Several existing reactor technologies could be used in oil-shale recovery. One near-term option is a high-temperature modular gas-cooled reactor. The long-term option could be the Advanced CANDU Reactor-700 (ACR-700 at 731 MW) and a very-high temperature, liquid-salt cooled reactor, the Advanced High-Temperature Reactor (AHTR at around 500 MW).
There are fundamental uncertainties surrounding use of nuclear power in the proposed applications. The following questions frame them:
• Will the cost of input energy equal the price of output energy needed for a competitive ROI?
• Is there reasonable certainty of capital cost for nuclear capacity versus cost and price volatility of alternative combustion fuels?
• Can reactors be sized for “aggregated” extraction at multiple sites and well patterns, and for maximum distance between reactor and injection well?
• Can sale of surplus electrical power benefit project economics?
• Will favorable governmental policy and public opinion provide opportunity to deploy capital for this purpose?

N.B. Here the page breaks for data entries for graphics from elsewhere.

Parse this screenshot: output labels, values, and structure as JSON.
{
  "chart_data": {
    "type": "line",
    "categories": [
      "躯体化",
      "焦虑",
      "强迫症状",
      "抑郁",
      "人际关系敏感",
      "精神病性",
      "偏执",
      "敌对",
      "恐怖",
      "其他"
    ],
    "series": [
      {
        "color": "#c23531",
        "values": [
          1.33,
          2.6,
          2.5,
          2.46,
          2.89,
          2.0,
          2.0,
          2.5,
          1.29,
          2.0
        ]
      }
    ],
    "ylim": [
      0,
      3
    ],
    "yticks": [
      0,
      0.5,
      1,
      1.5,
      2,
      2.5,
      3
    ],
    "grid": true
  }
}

Regulatory uncertainties do make it difficult to resolve these issues. For example:
• The future cost of carbon;
• The permanent sequestration of CO2 and spent nuclear fuel; 4
• Any modification to the March 13, 2007 one-year moratorium prohibiting preparation of final regulations;
• Any amendment to the Energy Independence and Security Act of 2007 that explicitly limits U.S. imports of oil from unconventional source;5
• Access to resources on public land; and
• Incentives to fast-track technology and commercial-scale development.

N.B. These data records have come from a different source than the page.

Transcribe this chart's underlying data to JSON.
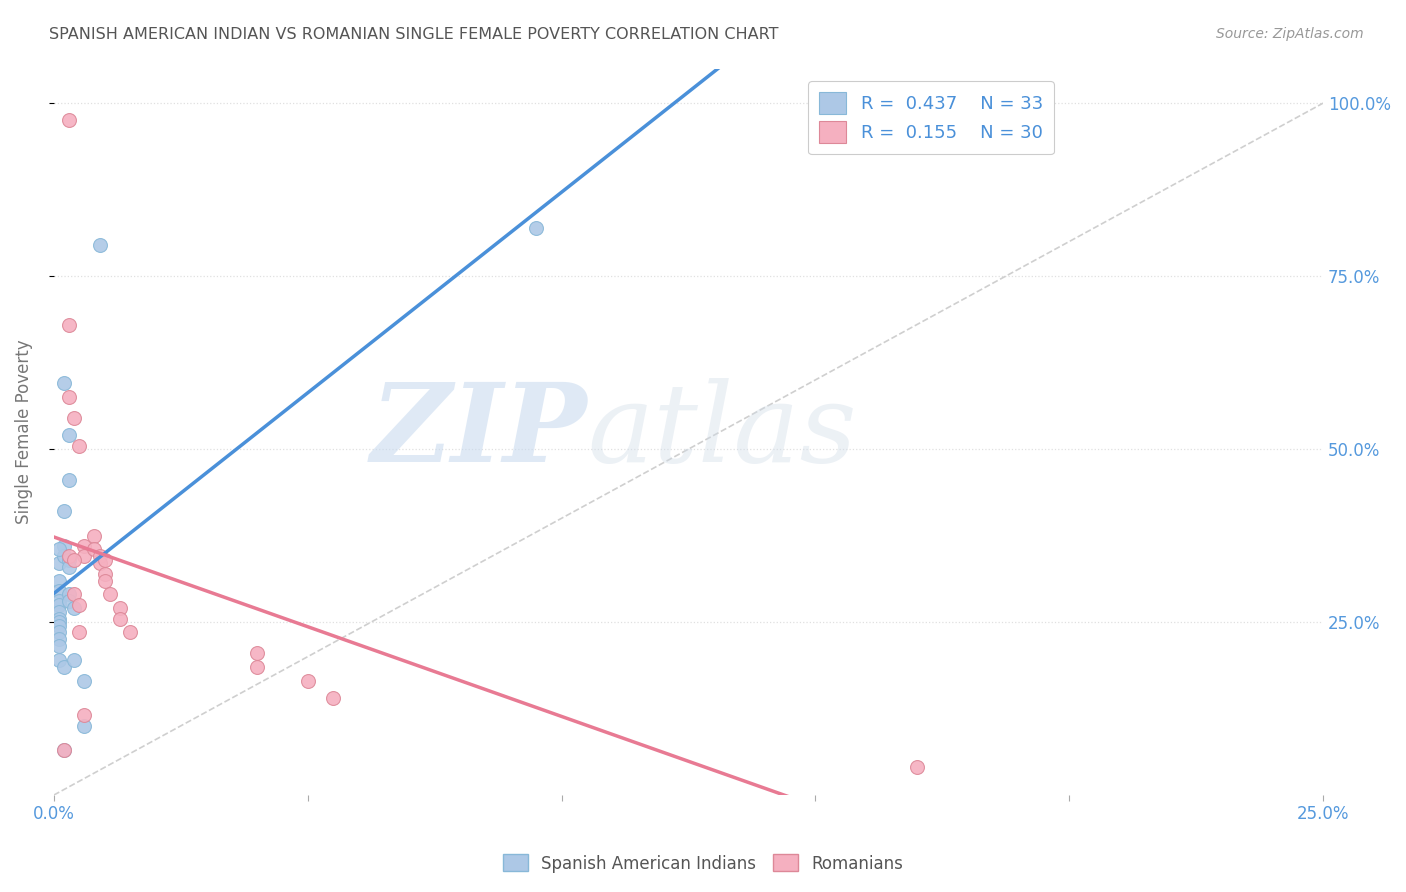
{
  "title": "SPANISH AMERICAN INDIAN VS ROMANIAN SINGLE FEMALE POVERTY CORRELATION CHART",
  "source": "Source: ZipAtlas.com",
  "xlabel": "",
  "ylabel": "Single Female Poverty",
  "watermark_zip": "ZIP",
  "watermark_atlas": "atlas",
  "xlim": [
    0.0,
    0.25
  ],
  "ylim": [
    0.0,
    1.05
  ],
  "xtick_positions": [
    0.0,
    0.05,
    0.1,
    0.15,
    0.2,
    0.25
  ],
  "xtick_labels_shown": [
    "0.0%",
    "",
    "",
    "",
    "",
    "25.0%"
  ],
  "ytick_vals": [
    0.25,
    0.5,
    0.75,
    1.0
  ],
  "ytick_labels": [
    "25.0%",
    "50.0%",
    "75.0%",
    "100.0%"
  ],
  "legend_blue_label": "Spanish American Indians",
  "legend_pink_label": "Romanians",
  "R_blue": 0.437,
  "N_blue": 33,
  "R_pink": 0.155,
  "N_pink": 30,
  "blue_color": "#adc8e6",
  "pink_color": "#f5b0c0",
  "line_blue": "#4a90d9",
  "line_pink": "#e87a93",
  "diag_line_color": "#bbbbbb",
  "grid_color": "#e0e0e0",
  "title_color": "#555555",
  "axis_label_color": "#777777",
  "tick_label_color": "#5599dd",
  "source_color": "#999999",
  "dot_size": 100,
  "blue_x": [
    0.002,
    0.009,
    0.003,
    0.003,
    0.002,
    0.002,
    0.002,
    0.001,
    0.001,
    0.001,
    0.001,
    0.001,
    0.001,
    0.001,
    0.001,
    0.001,
    0.001,
    0.001,
    0.001,
    0.001,
    0.002,
    0.002,
    0.003,
    0.003,
    0.003,
    0.003,
    0.004,
    0.004,
    0.006,
    0.006,
    0.001,
    0.095,
    0.002
  ],
  "blue_y": [
    0.595,
    0.795,
    0.52,
    0.455,
    0.41,
    0.36,
    0.345,
    0.335,
    0.31,
    0.295,
    0.28,
    0.275,
    0.265,
    0.255,
    0.25,
    0.245,
    0.235,
    0.225,
    0.215,
    0.195,
    0.185,
    0.345,
    0.34,
    0.33,
    0.29,
    0.28,
    0.27,
    0.195,
    0.165,
    0.1,
    0.355,
    0.82,
    0.065
  ],
  "pink_x": [
    0.003,
    0.003,
    0.003,
    0.004,
    0.005,
    0.006,
    0.006,
    0.008,
    0.008,
    0.009,
    0.009,
    0.01,
    0.01,
    0.01,
    0.011,
    0.013,
    0.013,
    0.015,
    0.04,
    0.04,
    0.05,
    0.055,
    0.003,
    0.004,
    0.004,
    0.005,
    0.005,
    0.006,
    0.17,
    0.002
  ],
  "pink_y": [
    0.975,
    0.68,
    0.575,
    0.545,
    0.505,
    0.36,
    0.345,
    0.375,
    0.355,
    0.345,
    0.335,
    0.34,
    0.32,
    0.31,
    0.29,
    0.27,
    0.255,
    0.235,
    0.205,
    0.185,
    0.165,
    0.14,
    0.345,
    0.34,
    0.29,
    0.275,
    0.235,
    0.115,
    0.04,
    0.065
  ],
  "diag_line_x": [
    0.0,
    0.25
  ],
  "diag_line_y": [
    0.0,
    1.0
  ]
}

Until these uncertainties are resolved, applying nuclear power in North America’s petroleum industry will remain inherently high-risk.6
1. Charles W. Forsberg, U.S. Department of Energy’s Oak Ridge National Laboratory, presentation at the American Nuclear Society’s 2006 International Congress on Advances in Nuclear Power Plants, Reno Nevada, June 7, 2006.
2. Excludes costs of financing and escalation.
3. Task Force on Strategic Unconventional Fuels – September 2006.
4. For a current review of nuclear waste issues, see “Is Yucca Enough,” Public Utilities Fortnightly, July 2008, Greg Turk and Tom Sweet.
5. “Spurring Unconventional Oil,” Oil & Gas Journal, April 7, 2008. Volume 106, Issue 13.
6. For a current review of the contracting risk management, see “Navigating Nuclear Risks,” Public Utilities Fortnightly, July 2008, Tom Flaherty, Jim Hendrickson, and Marco Bruzzano.